The uniform locations are not offsets. They are indices, IDs. Uniform IDs, not present in your list:



3 ggs[1]
4 ggs[2]
5 ggs[3]

8 more_bad_names.f1[1]
9 more_bad_names.f1[2]
10 more_bad_names.f1[3]

kRogue
07-16-2010, 06:28 AM
That is what I first figured, that uniforms are ID's and not offsets. One thing that then implies is that when setting uniforms, then there is a one more additional layer of indirection, i.e. translate ID to offset (or something).

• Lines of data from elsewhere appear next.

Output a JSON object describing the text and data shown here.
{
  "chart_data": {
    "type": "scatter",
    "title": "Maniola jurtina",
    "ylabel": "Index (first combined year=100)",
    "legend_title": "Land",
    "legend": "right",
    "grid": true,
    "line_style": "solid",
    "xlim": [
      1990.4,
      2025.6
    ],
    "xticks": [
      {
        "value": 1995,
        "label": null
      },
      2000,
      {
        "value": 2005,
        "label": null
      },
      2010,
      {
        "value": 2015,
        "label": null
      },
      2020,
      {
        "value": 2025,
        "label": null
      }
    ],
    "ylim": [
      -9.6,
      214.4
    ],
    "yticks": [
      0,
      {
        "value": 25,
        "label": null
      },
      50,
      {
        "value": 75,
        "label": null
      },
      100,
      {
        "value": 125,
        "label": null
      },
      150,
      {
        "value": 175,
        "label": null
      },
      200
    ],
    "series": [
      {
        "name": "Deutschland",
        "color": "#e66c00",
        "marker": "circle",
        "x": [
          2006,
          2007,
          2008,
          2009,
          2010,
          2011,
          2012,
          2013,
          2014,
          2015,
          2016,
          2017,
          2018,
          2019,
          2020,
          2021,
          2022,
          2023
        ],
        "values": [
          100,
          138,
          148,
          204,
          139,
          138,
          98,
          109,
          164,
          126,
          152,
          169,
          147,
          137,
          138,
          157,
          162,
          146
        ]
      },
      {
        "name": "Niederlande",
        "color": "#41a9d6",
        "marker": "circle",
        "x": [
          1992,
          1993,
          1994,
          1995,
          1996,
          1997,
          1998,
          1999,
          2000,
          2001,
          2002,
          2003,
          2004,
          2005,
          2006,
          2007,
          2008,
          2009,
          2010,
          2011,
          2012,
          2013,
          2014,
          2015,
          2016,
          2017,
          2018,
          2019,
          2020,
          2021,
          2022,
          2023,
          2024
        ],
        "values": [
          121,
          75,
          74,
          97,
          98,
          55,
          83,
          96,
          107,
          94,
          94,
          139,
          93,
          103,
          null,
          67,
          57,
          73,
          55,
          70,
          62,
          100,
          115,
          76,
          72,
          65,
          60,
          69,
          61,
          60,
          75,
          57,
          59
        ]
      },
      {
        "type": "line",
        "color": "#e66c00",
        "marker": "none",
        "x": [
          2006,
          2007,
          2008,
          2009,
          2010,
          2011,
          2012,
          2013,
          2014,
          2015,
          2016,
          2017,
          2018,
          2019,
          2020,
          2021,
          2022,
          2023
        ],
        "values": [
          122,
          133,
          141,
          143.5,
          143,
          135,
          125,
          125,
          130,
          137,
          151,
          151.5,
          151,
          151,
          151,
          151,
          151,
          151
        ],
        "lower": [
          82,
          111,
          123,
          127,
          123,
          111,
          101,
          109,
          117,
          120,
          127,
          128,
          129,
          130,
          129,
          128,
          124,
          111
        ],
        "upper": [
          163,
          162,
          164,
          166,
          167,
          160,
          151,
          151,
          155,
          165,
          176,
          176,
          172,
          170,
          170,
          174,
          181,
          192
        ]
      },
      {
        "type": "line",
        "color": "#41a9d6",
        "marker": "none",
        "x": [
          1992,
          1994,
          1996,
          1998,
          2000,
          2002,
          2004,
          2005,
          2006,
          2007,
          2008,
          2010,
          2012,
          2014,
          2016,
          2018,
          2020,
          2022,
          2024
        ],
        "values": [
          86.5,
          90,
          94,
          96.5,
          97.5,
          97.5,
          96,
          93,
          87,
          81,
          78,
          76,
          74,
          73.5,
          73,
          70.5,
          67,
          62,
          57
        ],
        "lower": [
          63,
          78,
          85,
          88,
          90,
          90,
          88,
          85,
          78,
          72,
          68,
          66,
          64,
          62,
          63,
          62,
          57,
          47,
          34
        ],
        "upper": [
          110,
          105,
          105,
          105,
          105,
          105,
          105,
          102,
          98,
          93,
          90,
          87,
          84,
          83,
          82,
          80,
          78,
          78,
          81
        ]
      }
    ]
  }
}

That the mat4 was only one ID kind of irked me: in GLSL one can set a column of a mat4 matrix, but there is no GL call to just set the column of a mat4 matrix, if a mat4 took 4 ID's then one could, along the same lines setting one value of vecN is a vecN took N slots (then to go further then, a mat4 takes 16 ID's), and this does not address one still needs a way to differentiate between setting the entire element or just it's first sub-element.... pointless for me to talk of this anyways since the uniforms are handled via an ID, not an offset and for that matter the GL spec has this:



A valid name cannot be a structure, an array of structures, or any portion of
a single vector or a matrix.



Though the naming convention in the GL spec kind of suggests "they are offsets" (glGetUniformLocation)... the GL spec language for getting uniforms is kind of icky too, as one passes an "index":

void GetActiveUniform( uint program, uint index,
sizei bufSize, sizei *length, int *size, enum *type,
char *name );

where 0<=index<ACTIVE_UNIFORMS. Here the value of index has really nothing in common with the ID of a uniform.

Though, since there is this layer of indirection, no reason, except for the inckiness of handing structs, for GL API to not have something like "GL_explicit_uniform_location", as Grouvnet has been saying before.